A second collaborative work carries the punning title Pastmasters, Some Essays on American Historians. In this volume, edited in 1969 by Marcus Cunliffe of the University of Sussex and Robin Winks of Yale, thirteen experts in American history interpret eight of their contemporaries and five of their predecessors. As a gesture of Anglo-American comity, and a recognition of the rising interest in England in American history and American studies, English coeditor Cunliffe, himself a contributor, enlists four of his countrymen to render appraisals. Another fillip is provided by the dual appearance of two historians as subjects and authors: Arthur Schlesinger junior writes on Hofstadter and is written on by Cunliffe; David M. Potter lauds C. Vann Woodward and is eulogized by Sir Denis Brogan. The editors take pains to explain their selection of Clio’s favorites, conceding that Becker and the senior Schlesinger would have made it in a second volume, and allowing that the New Left historians are not quite ready for canonization. They disclaim any intent to bring forth a mutually congratulatory Festschrift, on the order of Stubbs buttering Freeman and Freeman buttering Stubbs from alternate tubs, but the book has some of that flavor. The only unrelievedly negative judgments fall upon the battered trio of Progressives, Turner, Beard, and Parrington, but their flaying merely contributes to the sense of harmony and consensus among the living Establishment historians. As for the other two deceased pastmasters, Parkman and Henry Adams, they represent brilliant anomalies outside the profession proper, and their critics, William R. Taylor and J. C. Levenson, feel no need to discredit them. Contributors are established stars or rising young professionals.

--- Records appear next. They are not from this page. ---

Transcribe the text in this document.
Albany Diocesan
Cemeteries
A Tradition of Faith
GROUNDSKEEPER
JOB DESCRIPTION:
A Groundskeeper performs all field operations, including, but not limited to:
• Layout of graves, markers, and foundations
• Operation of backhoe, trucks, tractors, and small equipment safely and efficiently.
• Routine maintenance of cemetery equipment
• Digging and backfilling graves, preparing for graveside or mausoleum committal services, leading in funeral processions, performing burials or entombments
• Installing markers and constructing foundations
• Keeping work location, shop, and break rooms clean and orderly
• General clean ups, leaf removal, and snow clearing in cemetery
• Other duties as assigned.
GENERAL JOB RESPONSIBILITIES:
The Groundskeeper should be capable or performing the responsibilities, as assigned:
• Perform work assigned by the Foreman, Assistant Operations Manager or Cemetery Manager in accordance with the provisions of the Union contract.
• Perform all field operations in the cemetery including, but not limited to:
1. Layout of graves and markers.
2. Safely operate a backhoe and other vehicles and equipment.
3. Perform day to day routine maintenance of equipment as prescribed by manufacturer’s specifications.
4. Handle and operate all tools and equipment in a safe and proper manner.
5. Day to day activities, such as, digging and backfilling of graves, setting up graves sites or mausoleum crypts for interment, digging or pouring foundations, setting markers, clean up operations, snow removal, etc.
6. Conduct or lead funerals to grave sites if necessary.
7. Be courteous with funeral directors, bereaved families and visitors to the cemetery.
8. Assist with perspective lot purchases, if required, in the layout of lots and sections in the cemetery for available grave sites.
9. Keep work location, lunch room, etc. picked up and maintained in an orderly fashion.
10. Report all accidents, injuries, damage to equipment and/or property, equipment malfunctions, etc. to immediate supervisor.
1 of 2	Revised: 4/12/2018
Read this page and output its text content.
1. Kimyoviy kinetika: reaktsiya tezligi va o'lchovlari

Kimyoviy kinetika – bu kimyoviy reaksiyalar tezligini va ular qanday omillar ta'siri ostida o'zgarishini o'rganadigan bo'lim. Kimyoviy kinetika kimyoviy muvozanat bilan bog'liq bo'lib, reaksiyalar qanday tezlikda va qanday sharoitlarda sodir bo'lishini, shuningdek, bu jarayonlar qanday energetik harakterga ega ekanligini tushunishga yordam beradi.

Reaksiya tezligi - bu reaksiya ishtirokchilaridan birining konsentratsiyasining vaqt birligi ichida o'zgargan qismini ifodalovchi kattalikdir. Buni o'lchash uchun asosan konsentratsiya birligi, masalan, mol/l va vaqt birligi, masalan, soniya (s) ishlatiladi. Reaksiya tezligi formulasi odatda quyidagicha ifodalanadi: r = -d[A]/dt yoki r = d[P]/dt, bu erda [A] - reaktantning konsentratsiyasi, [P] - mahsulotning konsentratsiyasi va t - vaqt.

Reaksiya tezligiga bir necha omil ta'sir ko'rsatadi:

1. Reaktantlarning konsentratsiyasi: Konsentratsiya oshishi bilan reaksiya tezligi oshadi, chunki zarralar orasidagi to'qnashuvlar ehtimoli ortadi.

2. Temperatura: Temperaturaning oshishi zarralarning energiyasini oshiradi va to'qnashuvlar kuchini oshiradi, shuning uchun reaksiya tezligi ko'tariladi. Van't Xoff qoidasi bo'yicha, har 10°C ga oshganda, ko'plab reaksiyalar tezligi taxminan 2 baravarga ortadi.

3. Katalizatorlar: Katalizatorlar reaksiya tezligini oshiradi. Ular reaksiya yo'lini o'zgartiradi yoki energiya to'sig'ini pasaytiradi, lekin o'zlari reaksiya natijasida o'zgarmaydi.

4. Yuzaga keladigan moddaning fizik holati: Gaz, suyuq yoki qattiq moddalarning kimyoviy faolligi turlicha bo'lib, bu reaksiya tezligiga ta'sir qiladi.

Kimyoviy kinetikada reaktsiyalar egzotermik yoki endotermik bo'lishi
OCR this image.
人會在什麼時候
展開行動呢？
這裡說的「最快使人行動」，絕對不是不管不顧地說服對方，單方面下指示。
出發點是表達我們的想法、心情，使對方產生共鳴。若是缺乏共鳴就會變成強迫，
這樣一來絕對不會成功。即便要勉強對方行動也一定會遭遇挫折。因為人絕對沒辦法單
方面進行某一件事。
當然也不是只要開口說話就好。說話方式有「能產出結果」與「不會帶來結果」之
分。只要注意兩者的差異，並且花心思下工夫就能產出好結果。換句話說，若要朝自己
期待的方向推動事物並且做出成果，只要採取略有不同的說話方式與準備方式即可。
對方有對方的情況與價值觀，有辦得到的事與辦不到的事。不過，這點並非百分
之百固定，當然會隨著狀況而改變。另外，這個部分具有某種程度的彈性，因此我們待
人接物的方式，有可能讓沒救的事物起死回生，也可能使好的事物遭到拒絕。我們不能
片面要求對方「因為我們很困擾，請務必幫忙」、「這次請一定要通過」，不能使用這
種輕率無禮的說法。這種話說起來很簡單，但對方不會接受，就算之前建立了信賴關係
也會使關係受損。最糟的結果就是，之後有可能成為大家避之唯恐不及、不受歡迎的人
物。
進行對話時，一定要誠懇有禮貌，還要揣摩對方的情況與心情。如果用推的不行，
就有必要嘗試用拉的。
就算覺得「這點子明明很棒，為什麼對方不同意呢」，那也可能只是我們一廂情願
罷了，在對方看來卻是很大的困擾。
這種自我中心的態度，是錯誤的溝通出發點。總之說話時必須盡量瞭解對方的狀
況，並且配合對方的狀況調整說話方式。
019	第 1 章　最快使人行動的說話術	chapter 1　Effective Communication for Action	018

What the professionals agree upon, as they examine each other and belabor the Progressives, is the social-scientific basis of modern historical method. Howard Lamar on Turner, Forrest McDonald on Beard, and Ralph Henry Gabriel on Parrington all point to the faulty use of sources and the drawing of large, false generalizations by these masters with feet of clay. Turner unwittingly portrayed American folk myths; Beard played the role of devil’s advocate in the classroom to ignite his students and carried this role over into his writing; Parrington allowed his emotional sympathies for Jeffersonian liberalism to mar his esthetic and intellectual judgments. The most caustic critic, McDonald, charges Beard with “deliberately stacking the cards” and purposely misstating facts to prove his point about the economic self-interests of the supporters of the Constitution.11 He carried over this technique of falsification, McDonald alleges, into his attack on Franklin D. Roosevelt for maneuvering the United States into World War II, under the axiom that a worthy social end justified manipulating history.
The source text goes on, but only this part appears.